Decentralized Metrics and SLA Foundations for Livepeer

Pre-Proposal: Decentralized Metrics & SLA Foundations for NaaP

Executive Summary

The Cloud Special Purpose Entity (Cloud SPE) proposes a focused effort to improve the reliability, transparency, and usability of the Livepeer Network through the delivery of decentralized metrics and SLA foundations. This work provides the core infrastructure required to support the Livepeer Foundation’s and Livepeer Inc’s stated Network-as-a-Product (NaaP) initiative, informed by recent Livepeer ecosystem deployments and feedback from the Transformation SPE’s research and focus groups.

Livepeer is evolving from a low-latency, decentralized transcoding network into a productized infrastructure layer capable of delivering predictable, auditable, and programmable services. This evolution requires decentralized metrics and SLA signals. Without them, Livepeer cannot offer verifiable performance guarantees, enable transparent service differentiation, or support intelligent, reliability-aware routing.

Furthermore for Livepeer to succeed as a core infrastructure layer for AI video, robust metrics and SLAs are foundational. Prospective users must be able to evaluate clear performance expectations and costs for common workloads and compare them directly against alternative networks. At the same time, the Livepeer network itself must observe real performance data across popular job types to support effective node selection, job negotiation, and reliability enforcement.

This proposal addresses these requirements by delivering the minimum viable decentralized metrics and SLA primitives necessary to unlock the early phases of the NaaP initiative and support Livepeer’s transition toward production-grade infrastructure.

Cloud SPE has already delivered multiple high-impact public goods to the ecosystem, including the free Cloud SPE Gateway, AI job tester, serverless API infrastructure, orchestrator support tooling, and public transparency dashboards. Building on this proven foundation, the proposed work enables real-time performance visibility and objective SLA measurement across transcoding, AI batch processing, and real-time AI video inference.

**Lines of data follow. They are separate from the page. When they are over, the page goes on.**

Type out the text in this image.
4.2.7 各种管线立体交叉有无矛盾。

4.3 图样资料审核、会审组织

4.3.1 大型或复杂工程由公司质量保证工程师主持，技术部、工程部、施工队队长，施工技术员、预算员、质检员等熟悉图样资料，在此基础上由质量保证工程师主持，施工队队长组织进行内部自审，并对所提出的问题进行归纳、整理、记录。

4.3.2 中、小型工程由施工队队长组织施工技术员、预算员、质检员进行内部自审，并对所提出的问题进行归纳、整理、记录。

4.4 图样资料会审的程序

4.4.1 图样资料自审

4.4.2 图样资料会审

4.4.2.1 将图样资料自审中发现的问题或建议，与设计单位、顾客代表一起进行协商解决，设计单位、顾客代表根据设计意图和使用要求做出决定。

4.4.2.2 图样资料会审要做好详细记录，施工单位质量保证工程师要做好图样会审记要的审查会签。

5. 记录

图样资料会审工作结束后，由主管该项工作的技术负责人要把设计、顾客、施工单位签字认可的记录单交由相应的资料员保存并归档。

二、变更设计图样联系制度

This proposal delivers the missing metrics foundation required to move Livepeer from “network” to “networked product,” aligning protocol capabilities with NaaP requirements while preserving decentralization, transparency, and open access. Cloud SPE has the delivery experience and operational context required to execute this work as durable public goods for the Livepeer ecosystem.


Prior Treasury-Funded Work, Operator Experience, & Public Goods

Cloud SPE has completed multiple Livepeer Treasury–funded initiatives delivering protocol-adjacent infrastructure, including public gateways, AI job testing systems, and metrics and transparency tooling that operate in production and interface directly with Livepeer Gateways, Orchestrators, and Workers.

Cloud SPE also operates Livepeer infrastructure as a Gateway, Orchestrator, and Worker operator, including SpeedyBird and Xodeapp. This direct operational experience informs the design of this proposal, ensuring that metrics and SLA primitives reflect real-world performance variability, deployment constraints, and operational trade-offs.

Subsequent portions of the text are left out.